Opposite her as Figaro, Alexander Miminoshvili, sings all his set piece numbers (especially in Act 1) with aplomb. His bass voice manages to get the passion, anger, confusion and, often humour very entertainingly. Ida Ranzlov’s Cherubino is stage-commandingly louche – every inch the randy, long haired teenager in denim jacket and butcher boy cap. She ranges vocally from effervescent to miserable and it’s pretty effective.
Nardus Williams is outstanding as the Countess. Her Porgi amor in Act 2 brought a huge round of applause and I was moved by the beauty and poignant timing of Dove sono. And she looks fabulous in her flamboyant silk dressing gown. Of course she’s essentially a tragic figure – a good woman who really doesn’t deserve to be saddled with the Count and we hear all that ambivalence and anguish in Williams’s voice.
George Humphreys has terrific stage presence as the dastardly, authoritarian, sex-obsessed Count. He’s a head taller than anyone else on stage and that is visually very effective. He sings his early numbers with plenty of bass force but, at this particular performance, his voice diminished notably during the show to such an extent that I wondered if there was a medical issue which, maybe, accounted, for the unexplained delay at the start of Act 2.

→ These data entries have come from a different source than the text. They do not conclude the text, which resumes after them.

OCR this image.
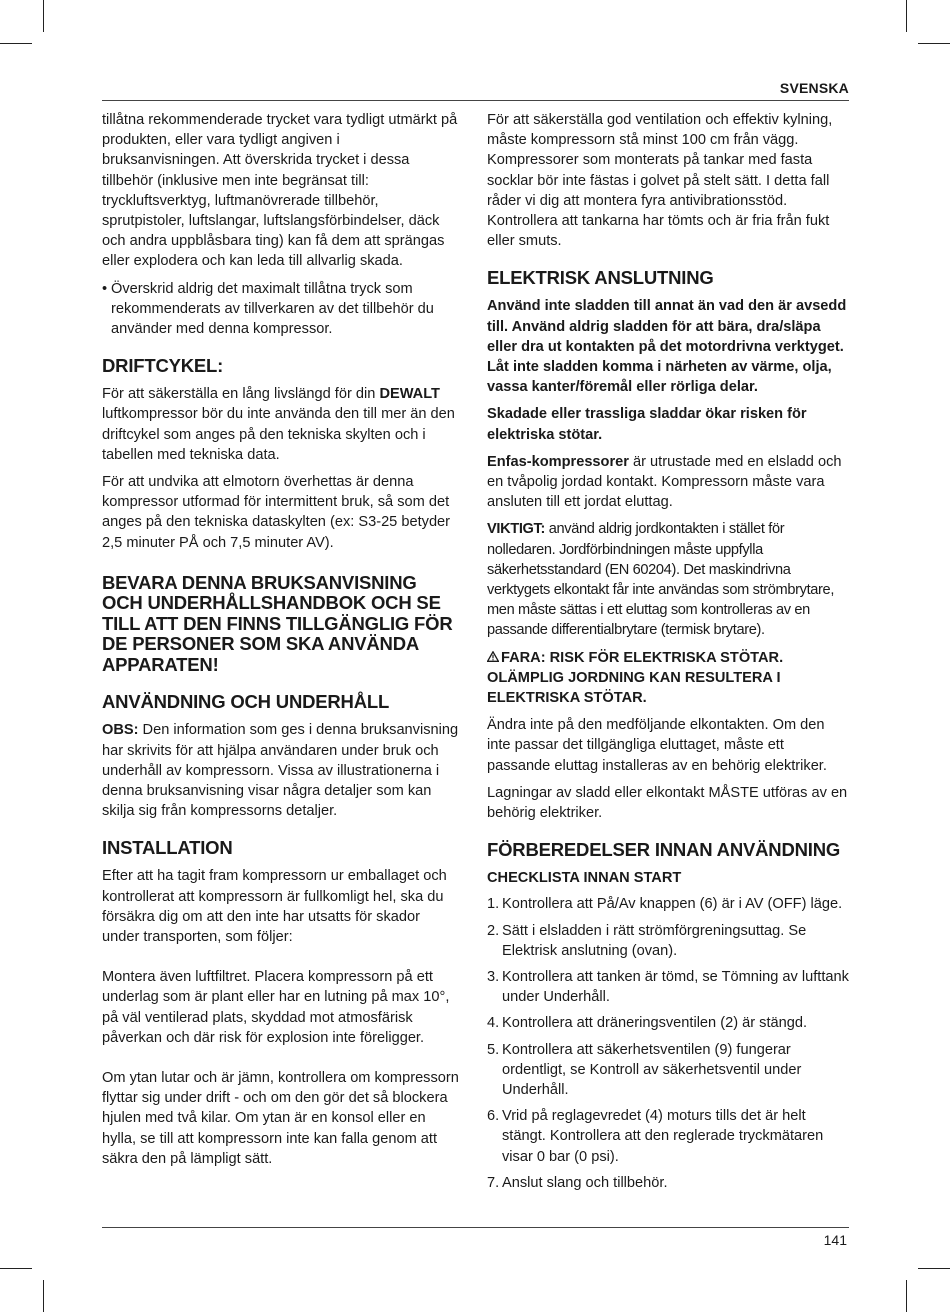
SVENSKA

tillåtna rekommenderade trycket vara tydligt utmärkt på produkten, eller vara tydligt angiven i bruksanvisningen. Att överskrida trycket i dessa tillbehör (inklusive men inte begränsat till: tryckluftsverktyg, luftmanövrerade tillbehör, sprutpistoler, luftslangar, luftslangsförbindelser, däck och andra uppblåsbara ting) kan få dem att sprängas eller explodera och kan leda till allvarlig skada.

• Överskrid aldrig det maximalt tillåtna tryck som rekommenderats av tillverkaren av det tillbehör du använder med denna kompressor.
DRIFTCYKEL:

För att säkerställa en lång livslängd för din DEWALT luftkompressor bör du inte använda den till mer än den driftcykel som anges på den tekniska skylten och i tabellen med tekniska data.

För att undvika att elmotorn överhettas är denna kompressor utformad för intermittent bruk, så som det anges på den tekniska dataskylten (ex: S3-25 betyder 2,5 minuter PÅ och 7,5 minuter AV).

BEVARA DENNA BRUKSANVISNING OCH UNDERHÅLLSHANDBOK OCH SE TILL ATT DEN FINNS TILLGÄNGLIG FÖR DE PERSONER SOM SKA ANVÄNDA APPARATEN!
ANVÄNDNING OCH UNDERHÅLL

OBS: Den information som ges i denna bruksanvisning har skrivits för att hjälpa användaren under bruk och underhåll av kompressorn. Vissa av illustrationerna i denna bruksanvisning visar några detaljer som kan skilja sig från kompressorns detaljer.

INSTALLATION

Efter att ha tagit fram kompressorn ur emballaget och kontrollerat att kompressorn är fullkomligt hel, ska du försäkra dig om att den inte har utsatts för skador under transporten, som följer:

Montera även luftfiltret. Placera kompressorn på ett underlag som är plant eller har en lutning på max 10°, på väl ventilerad plats, skyddad mot atmosfärisk påverkan och där risk för explosion inte föreligger.

Om ytan lutar och är jämn, kontrollera om kompressorn flyttar sig under drift - och om den gör det så blockera hjulen med två kilar. Om ytan är en konsol eller en hylla, se till att kompressorn inte kan falla genom att säkra den på lämpligt sätt.

För att säkerställa god ventilation och effektiv kylning, måste kompressorn stå minst 100 cm från vägg. Kompressorer som monterats på tankar med fasta socklar bör inte fästas i golvet på stelt sätt. I detta fall råder vi dig att montera fyra antivibrationsstöd. Kontrollera att tankarna har tömts och är fria från fukt eller smuts.

ELEKTRISK ANSLUTNING

Använd inte sladden till annat än vad den är avsedd till. Använd aldrig sladden för att bära, dra/släpa eller dra ut kontakten på det motordrivna verktyget. Låt inte sladden komma i närheten av värme, olja, vassa kanter/föremål eller rörliga delar.

Skadade eller trassliga sladdar ökar risken för elektriska stötar.

Enfas-kompressorer är utrustade med en elsladd och en tvåpolig jordad kontakt. Kompressorn måste vara ansluten till ett jordat eluttag.

VIKTIGT: använd aldrig jordkontakten i stället för nolledaren. Jordförbindningen måste uppfylla säkerhetsstandard (EN 60204). Det maskindrivna verktygets elkontakt får inte användas som strömbrytare, men måste sättas i ett eluttag som kontrolleras av en passande differentialbrytare (termisk brytare).

FARA: RISK FÖR ELEKTRISKA STÖTAR. OLÄMPLIG JORDNING KAN RESULTERA I ELEKTRISKA STÖTAR.

Ändra inte på den medföljande elkontakten. Om den inte passar det tillgängliga eluttaget, måste ett passande eluttag installeras av en behörig elektriker.

Lagningar av sladd eller elkontakt MÅSTE utföras av en behörig elektriker.

FÖRBEREDELSER INNAN ANVÄNDNING
CHECKLISTA INNAN START
1. Kontrollera att På/Av knappen (6) är i AV (OFF) läge.
2. Sätt i elsladden i rätt strömförgreningsuttag. Se Elektrisk anslutning (ovan).
3. Kontrollera att tanken är tömd, se Tömning av lufttank under Underhåll.
4. Kontrollera att dräneringsventilen (2) är stängd.
5. Kontrollera att säkerhetsventilen (9) fungerar ordentligt, se Kontroll av säkerhetsventil under Underhåll.
6. Vrid på reglagevredet (4) moturs tills det är helt stängt. Kontrollera att den reglerade tryckmätaren visar 0 bar (0 psi).
7. Anslut slang och tillbehör.
141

I was delighted to see and review this highly enjoyable account of what is probably the best known and loved opera in the repertoire. I wonder, though, how many opportunities there will be for thousands of people to enjoy work of this quality in places like Canterbury, Milton Keynes, Norwich and Liverpool in future? Arts Council England has axed the money which supported Glyndebourne Touring, now in its 54th year.